Sen. Debbie Stabenow (D-Mich.) is touting new legislation to promote U.S. production of advanced batteries for hybrid cars and the high-quality lithium to power them.

The "Battery Innovation Act" creates grants for companies and groups working on developing batteries for light to heavy-duty vehicles, encourages domestic research efforts for next-generation batteries and secures loan guarantees for certain companies seeking to buy them.

Stabenow's bill is mainly an effort to promote Michigan's growing battery industry and replace at least some of the job losses stemming from the recent troubles in the U.S. automotive sector. She spoke about the legislation last week at an A123 Systems Inc. facility in Livonia, Mich.

"This new innovation initiative will create the conditions to ensure our high-tech companies can continue to expand and Michigan can lead the world in advanced battery production and job creation for years to come," Stabenow said.

Jason Forcier, an executive at A123, said in a statement, "The battery systems being produced in our Livonia facility are already serving programs from passenger vehicles to commercial delivery trucks and we are exporting systems to Europe and Asia.
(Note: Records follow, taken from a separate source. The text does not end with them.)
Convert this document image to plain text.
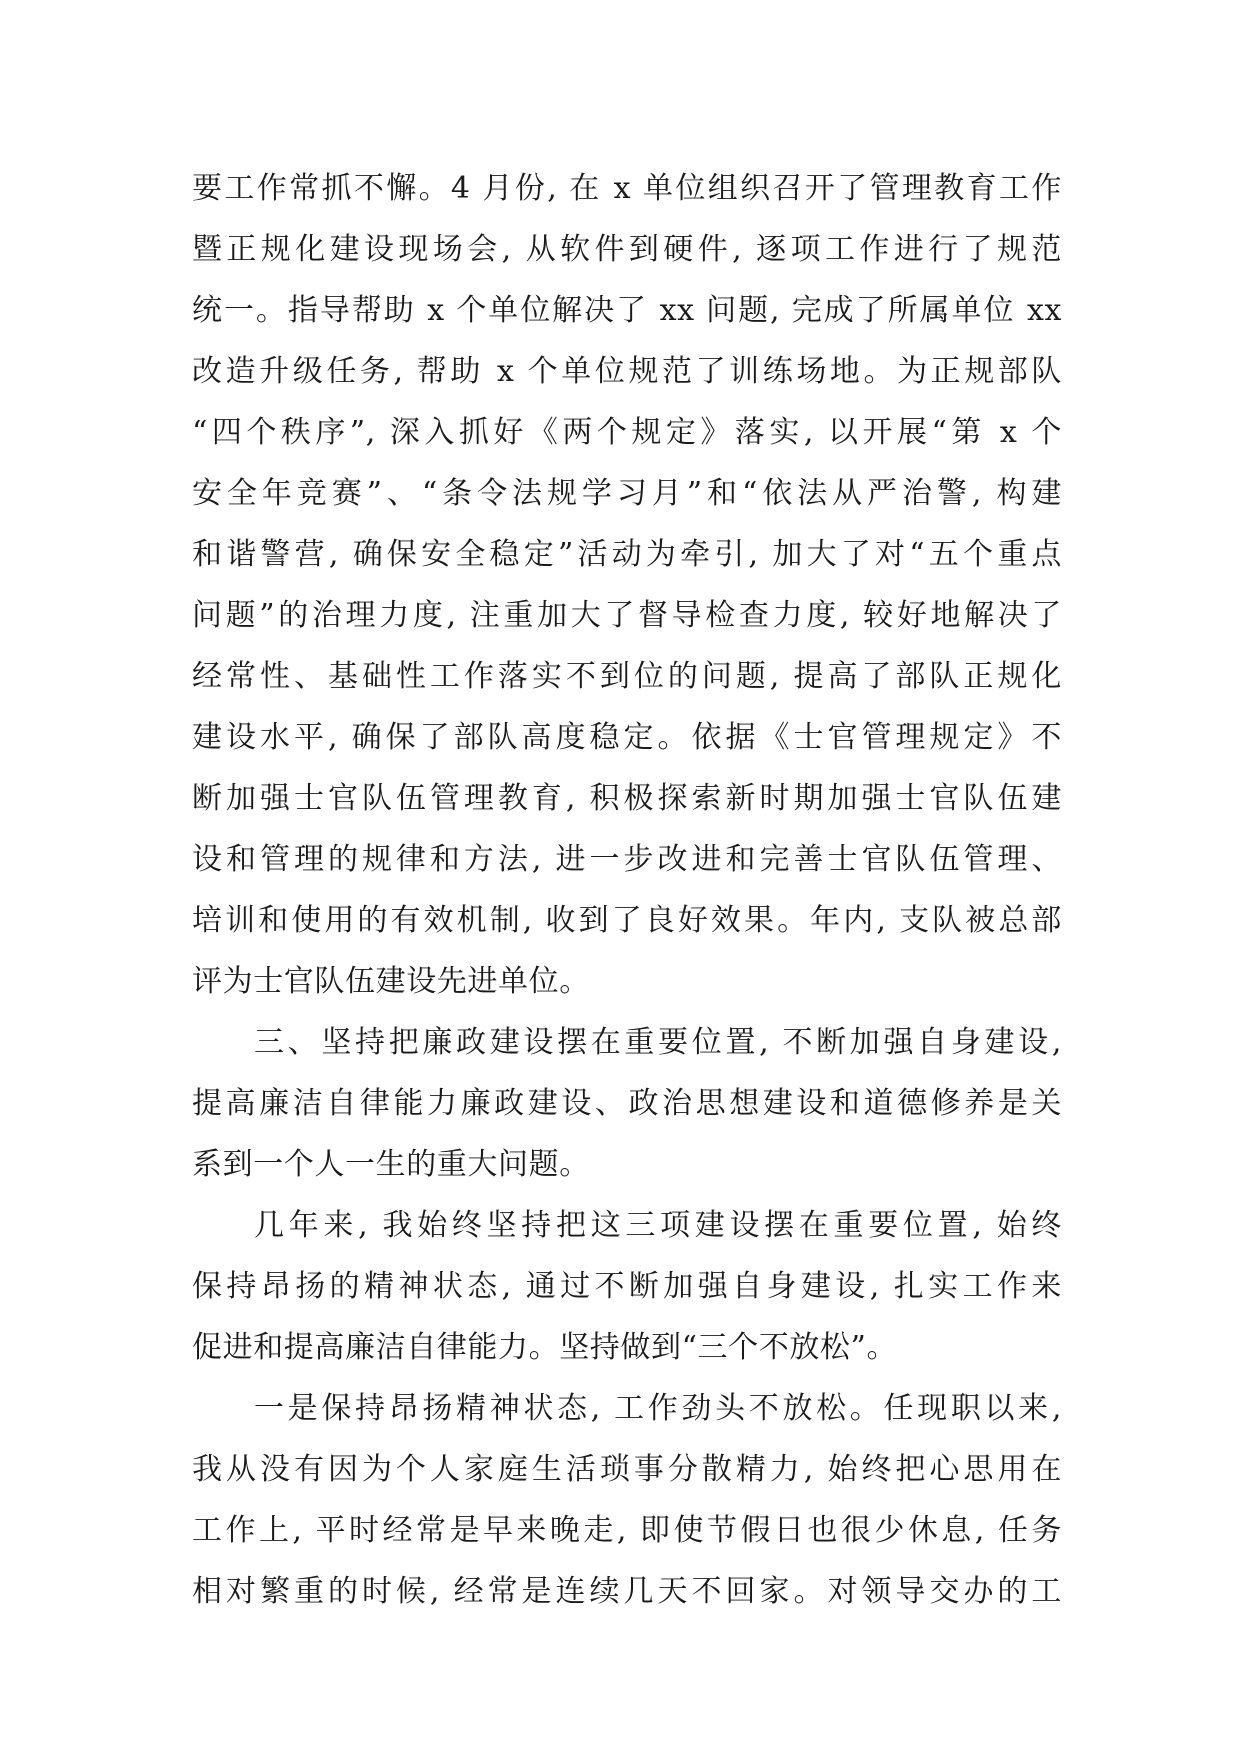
要工作常抓不懈。4 月份, 在 x 单位组织召开了管理教育工作
暨正规化建设现场会, 从软件到硬件, 逐项工作进行了规范
统一。指导帮助 x 个单位解决了 xx 问题, 完成了所属单位 xx
改造升级任务, 帮助 x 个单位规范了训练场地。为正规部队
“四个秩序”, 深入抓好《两个规定》落实, 以开展“第 x 个
安全年竞赛”、“条令法规学习月”和“依法从严治警, 构建
和谐警营, 确保安全稳定”活动为牵引, 加大了对“五个重点
问题”的治理力度, 注重加大了督导检查力度, 较好地解决了
经常性、基础性工作落实不到位的问题, 提高了部队正规化
建设水平, 确保了部队高度稳定。依据《士官管理规定》不
断加强士官队伍管理教育, 积极探索新时期加强士官队伍建
设和管理的规律和方法, 进一步改进和完善士官队伍管理、
培训和使用的有效机制, 收到了良好效果。年内, 支队被总部
评为士官队伍建设先进单位。
三、坚持把廉政建设摆在重要位置, 不断加强自身建设,
提高廉洁自律能力廉政建设、政治思想建设和道德修养是关
系到一个人一生的重大问题。
几年来, 我始终坚持把这三项建设摆在重要位置, 始终
保持昂扬的精神状态, 通过不断加强自身建设, 扎实工作来
促进和提高廉洁自律能力。坚持做到“三个不放松”。
一是保持昂扬精神状态, 工作劲头不放松。任现职以来,
我从没有因为个人家庭生活琐事分散精力, 始终把心思用在
工作上, 平时经常是早来晚走, 即使节假日也很少休息, 任务
相对繁重的时候, 经常是连续几天不回家。对领导交办的工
The demand has spurred us to grow to more than 1,000 employees in Michigan alone."


Despite growth in Michigan and efforts by President Obama, the United States remains behind in advanced battery production.

Recent congressional efforts have not only focused on growing America's clean-tech sector but also on securing materials, including rare earth elements, important early in the supply chain.
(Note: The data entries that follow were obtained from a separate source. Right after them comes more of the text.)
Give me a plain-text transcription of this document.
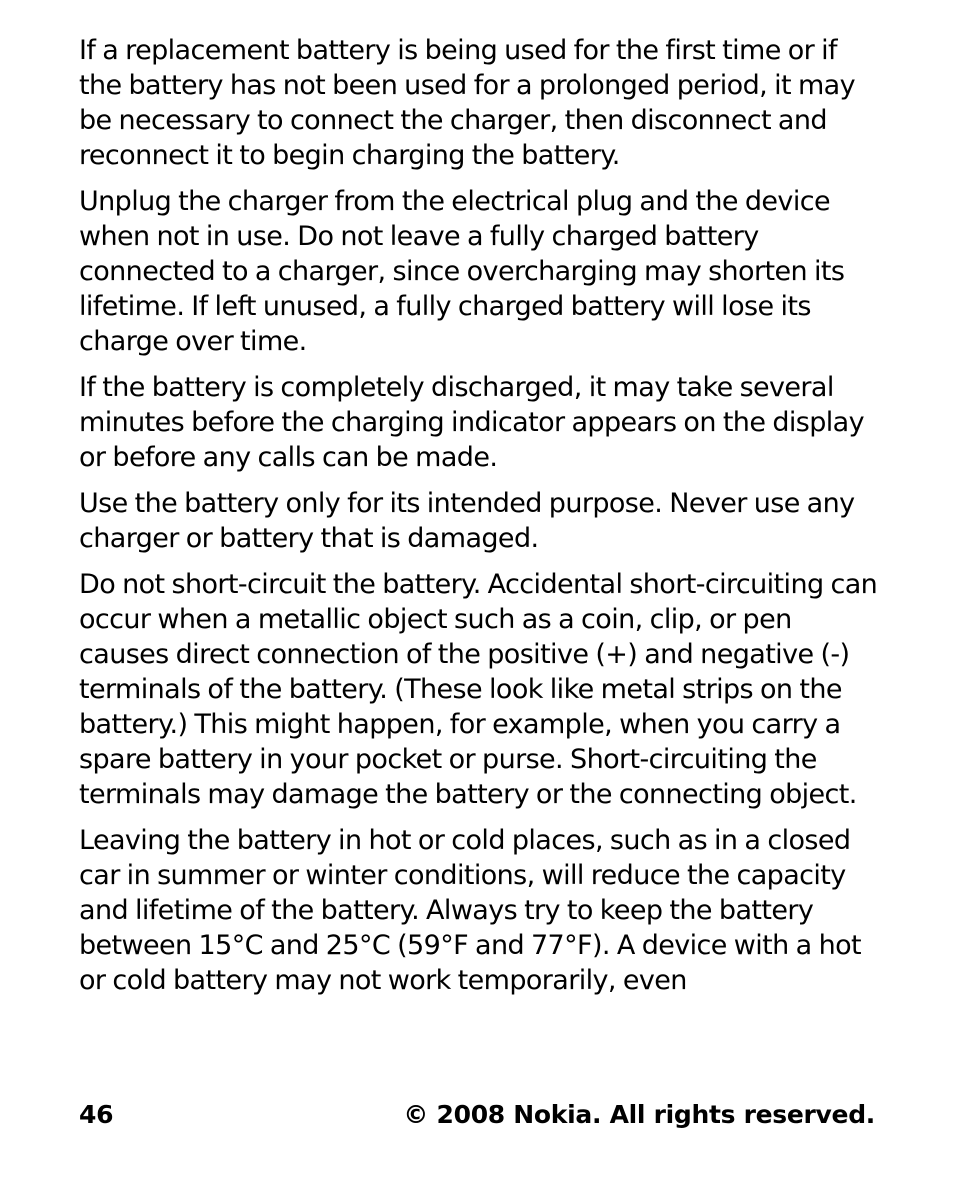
If a replacement battery is being used for the first time or if the battery has not been used for a prolonged period, it may be necessary to connect the charger, then disconnect and reconnect it to begin charging the battery.

Unplug the charger from the electrical plug and the device when not in use. Do not leave a fully charged battery connected to a charger, since overcharging may shorten its lifetime. If left unused, a fully charged battery will lose its charge over time.

If the battery is completely discharged, it may take several minutes before the charging indicator appears on the display or before any calls can be made.

Use the battery only for its intended purpose. Never use any charger or battery that is damaged.

Do not short-circuit the battery. Accidental short-circuiting can occur when a metallic object such as a coin, clip, or pen causes direct connection of the positive (+) and negative (-) terminals of the battery. (These look like metal strips on the battery.) This might happen, for example, when you carry a spare battery in your pocket or purse. Short-circuiting the terminals may damage the battery or the connecting object.

Leaving the battery in hot or cold places, such as in a closed car in summer or winter conditions, will reduce the capacity and lifetime of the battery. Always try to keep the battery between 15°C and 25°C (59°F and 77°F). A device with a hot or cold battery may not work temporarily, even

46	© 2008 Nokia. All rights reserved.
The Stabenow bill directs the secretary of Interior to study the supply of raw materials, including lithium, necessary for the production of the high-power batteries. It also requires the administration to assess international trade opportunities for securing those raw materials.

There are three companies involved in producing the high-quality lithium necessary for car batteries, including FMC Lithium and Chemetall, both with U.S. operations, and Chile's SQM.
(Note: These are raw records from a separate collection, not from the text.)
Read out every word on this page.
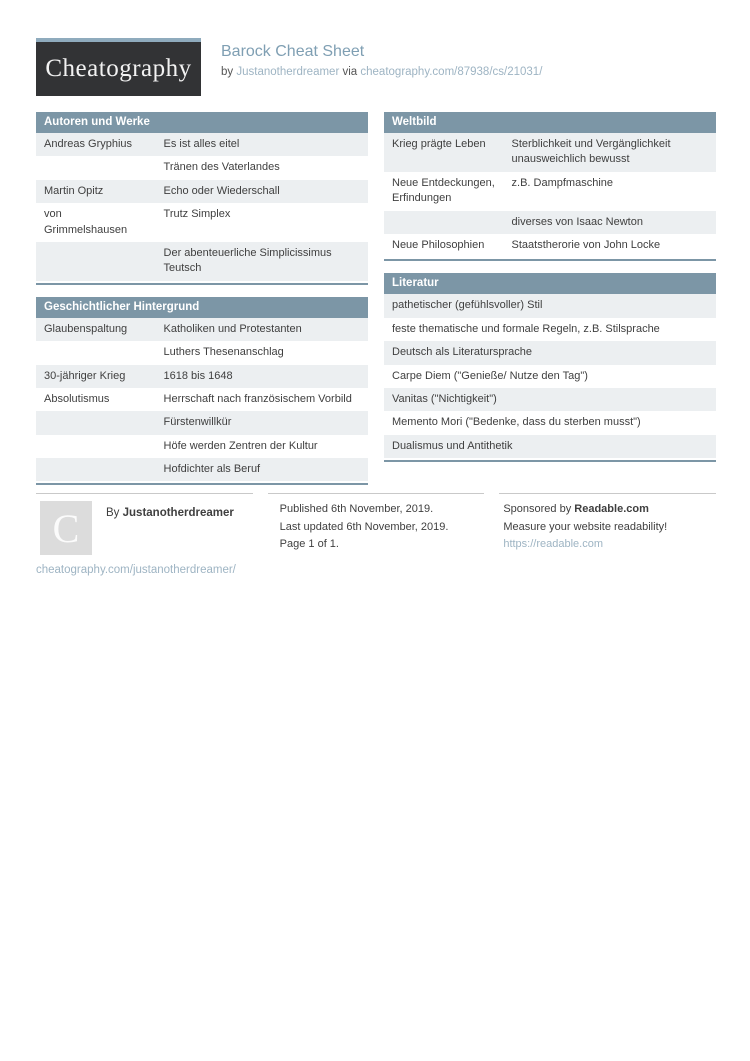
Cheatography
Barock Cheat Sheet
by Justanotherdreamer via cheatography.com/87938/cs/21031/
Autoren und Werke
Andreas Gryphius	Es ist alles eitel
	Tränen des Vaterlandes
Martin Opitz	Echo oder Wiederschall
von Grimmelshausen	Trutz Simplex
	Der abenteuerliche Simplicissimus Teutsch
Geschichtlicher Hintergrund
Glaubenspaltung	Katholiken und Protestanten
	Luthers Thesenanschlag
30-jähriger Krieg	1618 bis 1648
Absolutismus	Herrschaft nach französischem Vorbild
	Fürstenwillkür
	Höfe werden Zentren der Kultur
	Hofdichter als Beruf
Weltbild
Krieg prägte Leben	Sterblichkeit und Vergänglichkeit unausweichlich bewusst
Neue Entdeckungen, Erfindungen	z.B. Dampfmaschine
	diverses von Isaac Newton
Neue Philosophien	Staatstherorie von John Locke
Literatur
pathetischer (gefühlsvoller) Stil
feste thematische und formale Regeln, z.B. Stilsprache
Deutsch als Literatursprache
Carpe Diem ("Genieße/ Nutze den Tag")
Vanitas ("Nichtigkeit")
Memento Mori ("Bedenke, dass du sterben musst")
Dualismus und Antithetik
C By Justanotherdreamer
cheatography.com/justanotherdreamer/
Published 6th November, 2019.
Last updated 6th November, 2019.
Page 1 of 1.
Sponsored by Readable.com
Measure your website readability!
https://readable.com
In March, Sen. Kay Hagan (D-N.C.) introduced legislation to boost the domestic production of the advanced lithium needed for electric car and smart grid batteries. The bill, S. 421, which would authorize Department of Energy grants to companies involved in producing and developing lithium technologies, has already gotten a subcommittee hearing (E&E Daily, March 8).

When it comes to lithium mining, Chemetall's Nevada brine deposit is the only domestic commercial extraction operation. While new projects are under way, deposits in South America currently provide an abundant supply (Greenwire, April 21).

Stabenow touts her legislation as the broadest yet to promote the growth of U.S. battery production and the associated material supply chain. She said, "We cannot afford to lose the race to build the clean energy technologies of the future to countries like China."

A spokesman for Stabenow said she may formally introduce the legislation as early as this week.